Vasco passou nesse dia por debaixo das minhas janelas : fixou-me, cortejou-me, corei, e não me atrevi a segui-lo com os olhos, mas segui-o com o coração. Que suprema miséria, Carlos ! Que renúncia tão impensada faz uma mulher da sua tranquilidade.
Voltou um quarto de hora depois : retirei-me, sem querer mostrar-lhe que o percebia ; fiz-me distraída, por entre as cortinas, a contemplar a marcha das nuvens, e das nuvens descia um olhar precipitado sobre aquele indiferente que me fazia corar e sofrer. Viu-me, adivinhou-me, talvez, e cortejou-me ainda. Eu vi o gesto da cortesia, mas fingi-me e não lhe correspondi. Foi isto um heroísmo, não é verdade ? Seria ; mas eu tive remorsos, apenas ele desaparecera, de o tratar tão grosseiramente.
Demorei-me nestas puerilidades, meu amigo, porque não há nada mais grato para nós que a recordação dos últimos instantes de ventura a que se prendem os primeiros instantes da desgraça.
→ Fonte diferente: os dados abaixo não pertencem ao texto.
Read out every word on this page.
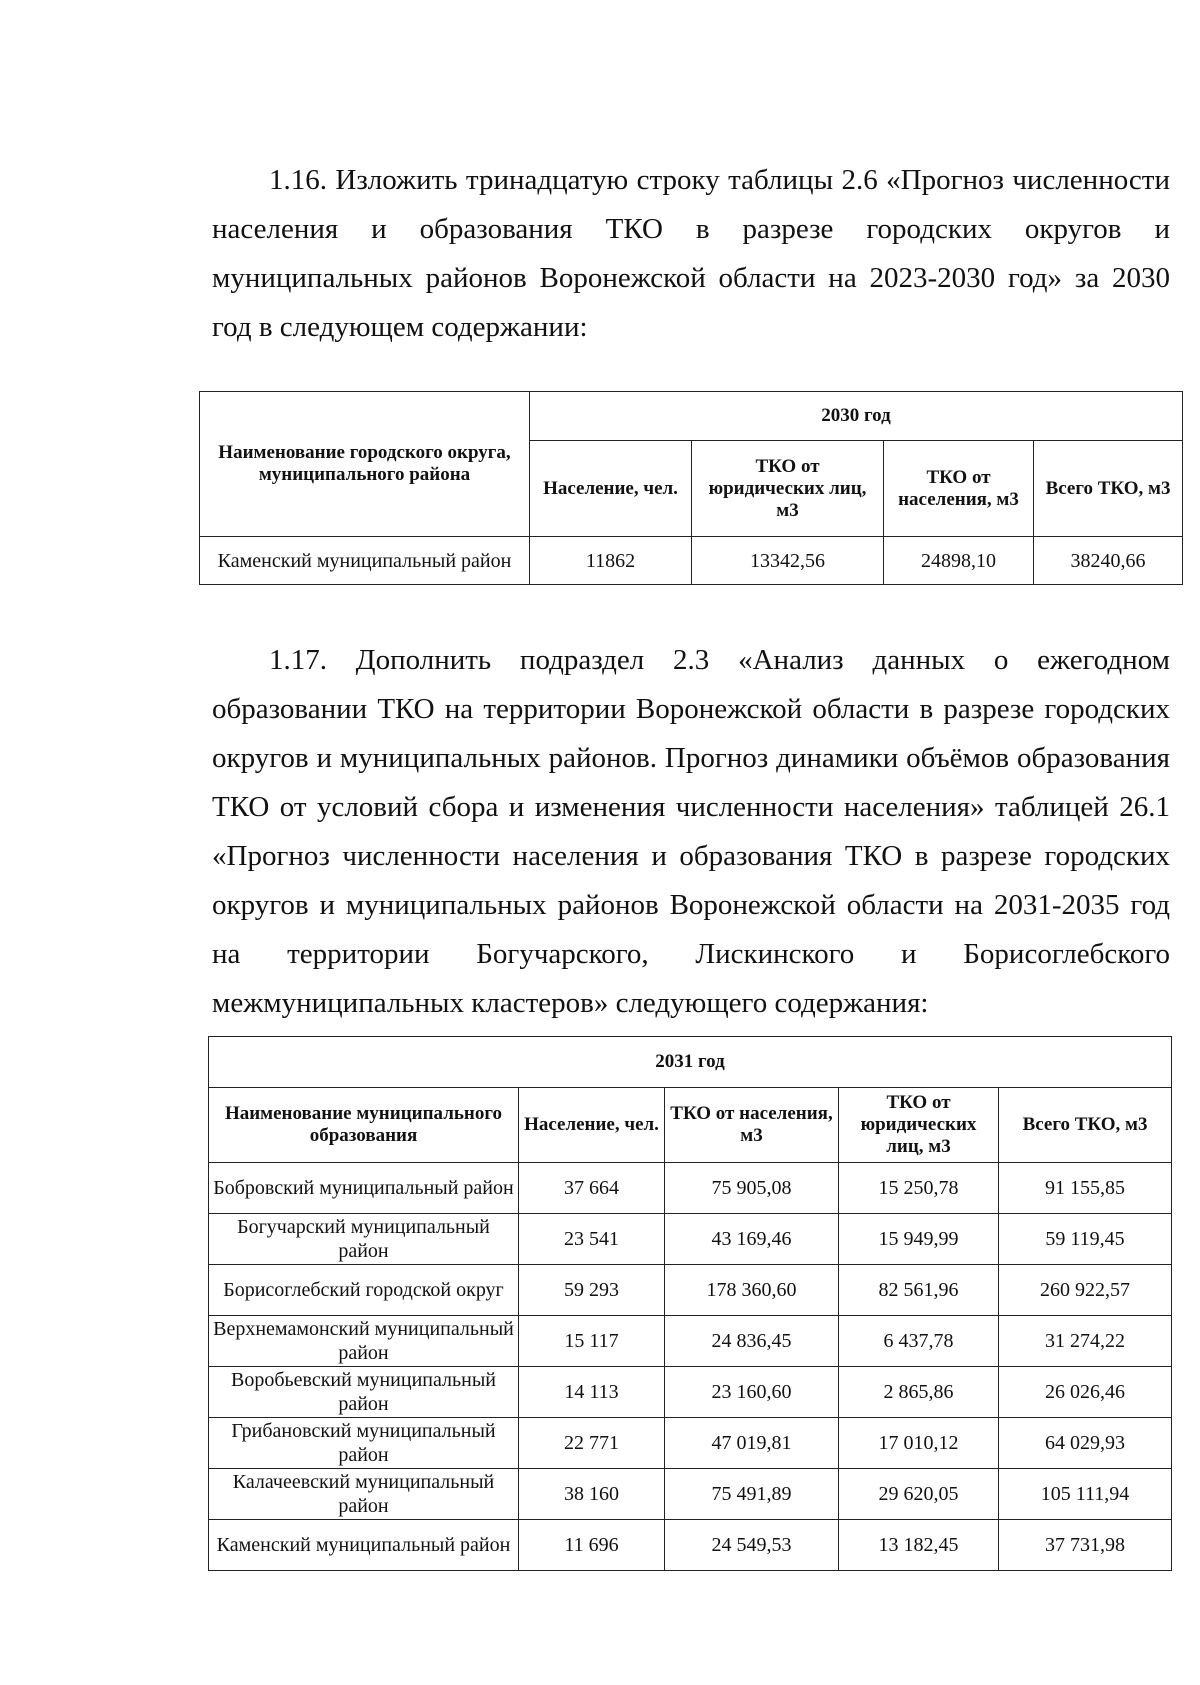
1.16. Изложить тринадцатую строку таблицы 2.6 «Прогноз численности населения и образования ТКО в разрезе городских округов и муниципальных районов Воронежской области на 2023-2030 год» за 2030 год в следующем содержании:

Наименование городского округа, муниципального района	2030 год			
	Население, чел.	ТКО от юридических лиц, м3	ТКО от населения, м3	Всего ТКО, м3
Каменский муниципальный район	11862	13342,56	24898,10	38240,66

1.17. Дополнить подраздел 2.3 «Анализ данных о ежегодном образовании ТКО на территории Воронежской области в разрезе городских округов и муниципальных районов. Прогноз динамики объёмов образования ТКО от условий сбора и изменения численности населения» таблицей 26.1 «Прогноз численности населения и образования ТКО в разрезе городских округов и муниципальных районов Воронежской области на 2031-2035 год на территории Богучарского, Лискинского и Борисоглебского межмуниципальных кластеров» следующего содержания:

2031 год				
Наименование муниципального образования	Население, чел.	ТКО от населения, м3	ТКО от юридических лиц, м3	Всего ТКО, м3
Бобровский муниципальный район	37 664	75 905,08	15 250,78	91 155,85
Богучарский муниципальный район	23 541	43 169,46	15 949,99	59 119,45
Борисоглебский городской округ	59 293	178 360,60	82 561,96	260 922,57
Верхнемамонский муниципальный район	15 117	24 836,45	6 437,78	31 274,22
Воробьевский муниципальный район	14 113	23 160,60	2 865,86	26 026,46
Грибановский муниципальный район	22 771	47 019,81	17 010,12	64 029,93
Калачеевский муниципальный район	38 160	75 491,89	29 620,05	105 111,94
Каменский муниципальный район	11 696	24 549,53	13 182,45	37 731,98
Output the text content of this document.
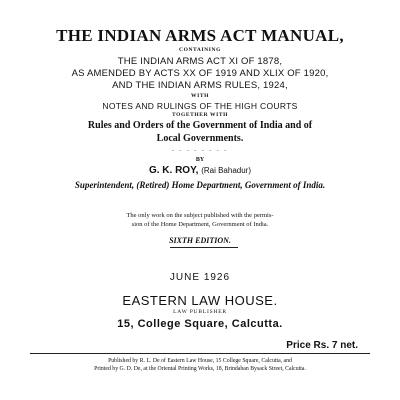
THE INDIAN ARMS ACT MANUAL,
CONTAINING
THE INDIAN ARMS ACT XI OF 1878,
AS AMENDED BY ACTS XX OF 1919 AND XLIX OF 1920,
AND THE INDIAN ARMS RULES, 1924,
WITH
NOTES AND RULINGS OF THE HIGH COURTS
TOGETHER WITH
Rules and Orders of the Government of India and of
Local Governments.
- - - - - - - -
BY
G. K. ROY, (Rai Bahadur)
Superintendent, (Retired) Home Department, Government of India.
The only work on the subject published with the permis-
sion of the Home Department, Government of India.
SIXTH EDITION.
JUNE 1926
EASTERN LAW HOUSE.
LAW PUBLISHER
15, College Square, Calcutta.
Price Rs. 7 net.
Published by R. L. De of Eastern Law House, 15 College Square, Calcutta, and
Printed by G. D. De, at the Oriental Printing Works, 18, Brindaban Bysack Street, Calcutta.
Aquelas linhas fastidiosas são a história da minha tansfiguração. Aí principia a longa noite da minha vida.
Nos dias imediatos, a horas certas, vi sempre este homem. Concebi os perigos da minha fraqueza, e quis ser forte. Resolvi não vê-lo mais : revesti-me de um orgulho digno da minha imodesta superioridade às outras mulheres : sustentei este carácter dois dias ; e, ao terceiro, era fraca como todas as outras.
Eu já não podia divorciar-me da imagem daquele homem, daquelas núpcias infelizes que meu coração contraíra. O meu instinto não era mau ; porque a educação tinha sido boa ; e, não obstante a humildade constante com que sempre sujeitei a minha mãe os meus inocentíssimos desejos, senti-me então, com mágoa minha, rebelde, e capaz de conspirar contra a minha família.